Loosen price reins or I quit says Royal Mail Chairman

Allan Leighton warned yesterday that he would walk out of the Royal Mail if the regulator continued to interfere unreasonably with his plans for restructuring the loss-making business.
The Royal Mail chairman also told a trade and industry select committee he would seek an immediate – albeit high risk – referral to the competition commission if Postcomm reacted negatively to a new plan for raising basic postage prices by 1p.

He also disclosed that his company was working on a new range of services to be provided from post offices within nine months, including insurance and a wider offering of savings products.

There has been increasing speculation that the former supermarket boss was close to resigning and when asked to comment by a committee member on an article on that topic in Monday’s Guardian Mr Leighton left no one in doubt where he stood.

If the government – Royal Mail’s shareholder – wanted to see a turnaround of the business then he was the right person to do that, Mr Leighton said. But if the business was going to be continue to be managed by the regulator “then frankly you do not need me. If you need somebody to sit on top [as just a figurehead] of the business, get someone else to do it,” he responded in characteristically blunt fashion.

His latest outburst was triggered by reports at the weekend that statutory consumer watchdog Postwatch was looking at whether Royal Mail should be broken up.

Mr Leighton told the committee that this was the last thing the company needed at a time when it was concentrating on turning a business around to halt losses of more than £1m a day.

But the core of the chairman’s anger was aimed at the regulatory straitjacket imposed by Postcomm and the slow speed with which it dealt with issues.

“It’s nine months since we proposed an ‘immediate’ one penny price rise for first and second class basic stamps. All we have got, after we’ve submitted more than 1,000 detailed pieces of evidence, is a set of hugely complicated, fatally damaging proposals which are totally unacceptable – flawed and disastrous in their impact.”

He believed it should take seven hours not three-quarters of a year to take these kinds of decisions and that the business was running out of time, with the postal market opening up to competition on January 1.

The regulator is offering to allow a 1p stamp rise but only in return for tough price caps throughout the business, while bringing unregulated parts of Royal Mail under Postcomm control.
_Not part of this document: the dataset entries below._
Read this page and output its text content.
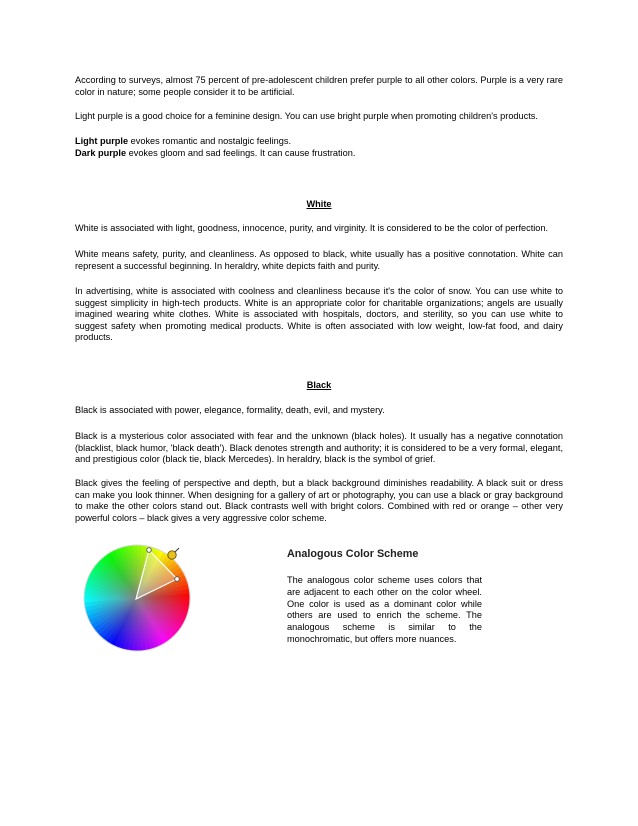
According to surveys, almost 75 percent of pre-adolescent children prefer purple to all other colors. Purple is a very rare color in nature; some people consider it to be artificial.

Light purple is a good choice for a feminine design. You can use bright purple when promoting children's products.

Light purple evokes romantic and nostalgic feelings.
Dark purple evokes gloom and sad feelings. It can cause frustration.

White

White is associated with light, goodness, innocence, purity, and virginity. It is considered to be the color of perfection.

White means safety, purity, and cleanliness. As opposed to black, white usually has a positive connotation. White can represent a successful beginning. In heraldry, white depicts faith and purity.

In advertising, white is associated with coolness and cleanliness because it's the color of snow. You can use white to suggest simplicity in high-tech products. White is an appropriate color for charitable organizations; angels are usually imagined wearing white clothes. White is associated with hospitals, doctors, and sterility, so you can use white to suggest safety when promoting medical products. White is often associated with low weight, low-fat food, and dairy products.

Black

Black is associated with power, elegance, formality, death, evil, and mystery.

Black is a mysterious color associated with fear and the unknown (black holes). It usually has a negative connotation (blacklist, black humor, 'black death'). Black denotes strength and authority; it is considered to be a very formal, elegant, and prestigious color (black tie, black Mercedes). In heraldry, black is the symbol of grief.

Black gives the feeling of perspective and depth, but a black background diminishes readability. A black suit or dress can make you look thinner. When designing for a gallery of art or photography, you can use a black or gray background to make the other colors stand out. Black contrasts well with bright colors. Combined with red or orange – other very powerful colors – black gives a very aggressive color scheme.

Analogous Color Scheme

The analogous color scheme uses colors that are adjacent to each other on the color wheel. One color is used as a dominant color while others are used to enrich the scheme. The analogous scheme is similar to the monochromatic, but offers more nuances.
This would turn a £510m revenue over three years into a £460m “black hole”, Mr Leighton argued.

Postcomm should scrap its complex price restraints and instead allow first and second class basic postage to rise by 1p with pro-rata rises for heavier letters and packets.

If this “straightforward” proposal was not accepted then Royal Mail would demand a referral to the competition authorities, even though this would take six months to complete, cost the business about £150m and endanger a complex external funding programme.

Mr Leighton said four candidates were being interviewed for the post of chief executive at Royal Mail, with an announcement expected in the next two weeks.